Nacaytzusle poked the embers with a dry stick as if thinking over the speech of the other. Then he asked,—
"Thou sayest thou hast wanted. Wantest thou no more?"
"Not so much as hitherto," Tyope stated positively.
"What shall it be now?" inquired the Dinne.
"I will speak to thee so as to be understood," explained the man from the Rito, "but thou shalt tell thy people only so much of it as I shall allow thee to say. Thou art Dinne, it is true, and their tongue is thy language, but many a time hast thou seen the sun set and rise while the houses wherein we dwell on the brook were thy home. When they brought thee to us after the day on which Topanashka slaughtered thy people beyond the mountains, thou didst not remain with us long. The moon has not been bright often since thou left us to join thy people. Is it not so, Nacaytzusle? Answer me."

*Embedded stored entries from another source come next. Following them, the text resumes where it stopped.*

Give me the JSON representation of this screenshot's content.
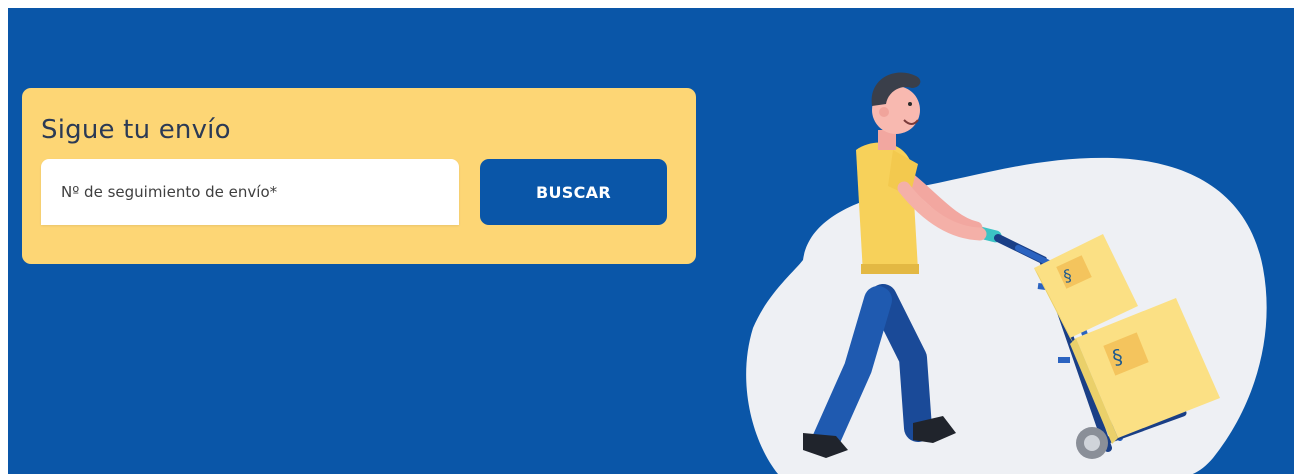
{
  "tracking": {
    "title": "Sigue tu envío",
    "input_placeholder": "Nº de seguimiento de envío*",
    "input_value": "",
    "search_button_label": "BUSCAR"
  },
  "illustration": {
    "name": "delivery-man-hand-truck-illustration"
  },
  "colors": {
    "background": "#0a56a8",
    "card": "#fdd675",
    "button": "#0a56a8",
    "button_text": "#ffffff",
    "title_text": "#2b3a55",
    "blob": "#eef0f4",
    "box": "#fbe084",
    "shirt": "#f7d15a",
    "pants": "#1f5ab0"
  }
}
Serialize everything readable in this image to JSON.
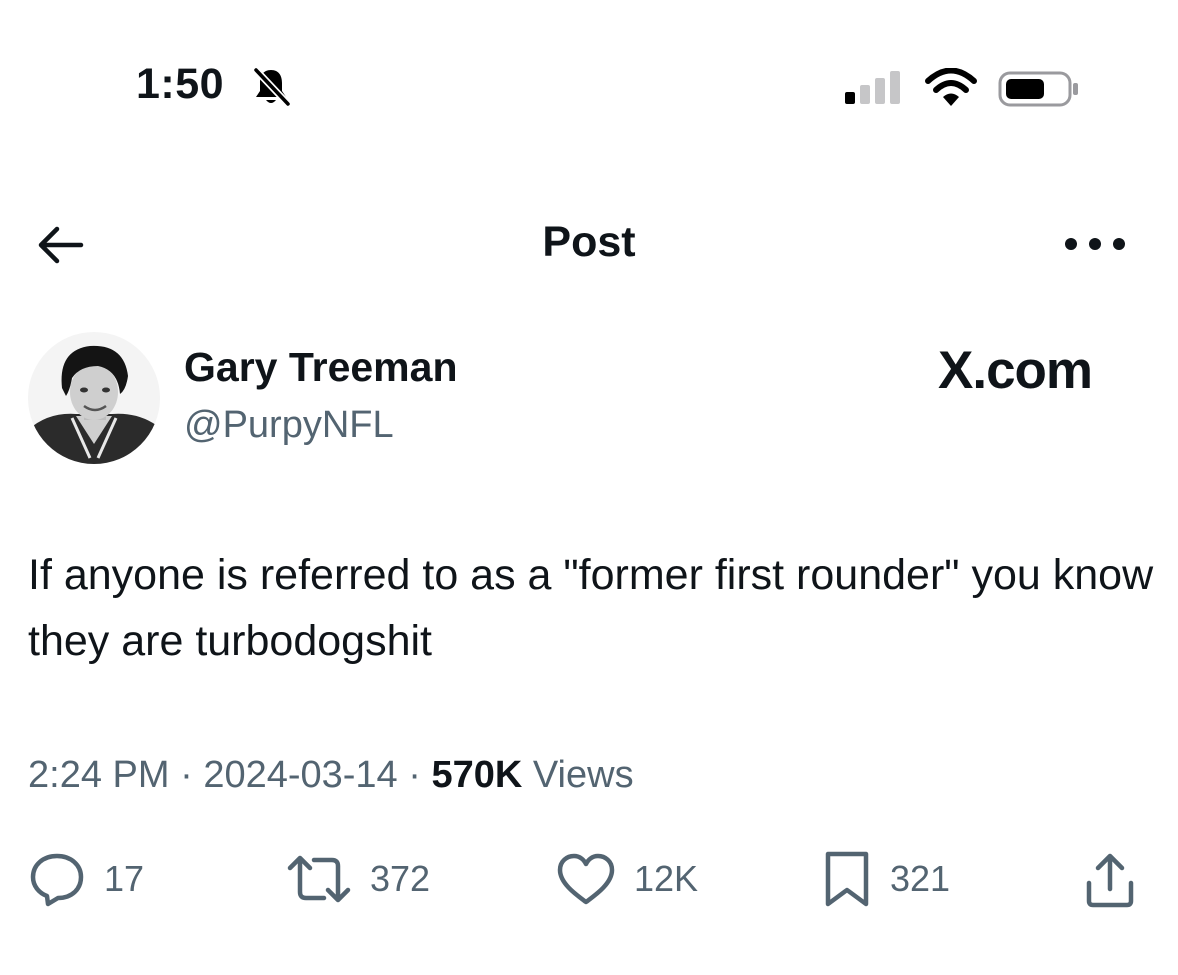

The Navajo shrugged his shoulders.
"It is true," he said, "but I have nothing in common with the House people."
"It may be so now, but if thou dost not care for the men, the women are not without interest to thee. Is it not thus?"
"The tzane on the brook," replied the Navajo, disdainfully, "amount to nothing."
"In that case"—Tyope flared up and grasped his club, speaking in the Queres language and with a vibrating tone—"why don't you look for a companion in your own tribe? Mitsha Koitza does not care for a husband who sneaks around in the timber like a wolf, and whose only feat consists in frightening the old women of the Tyuonyi!"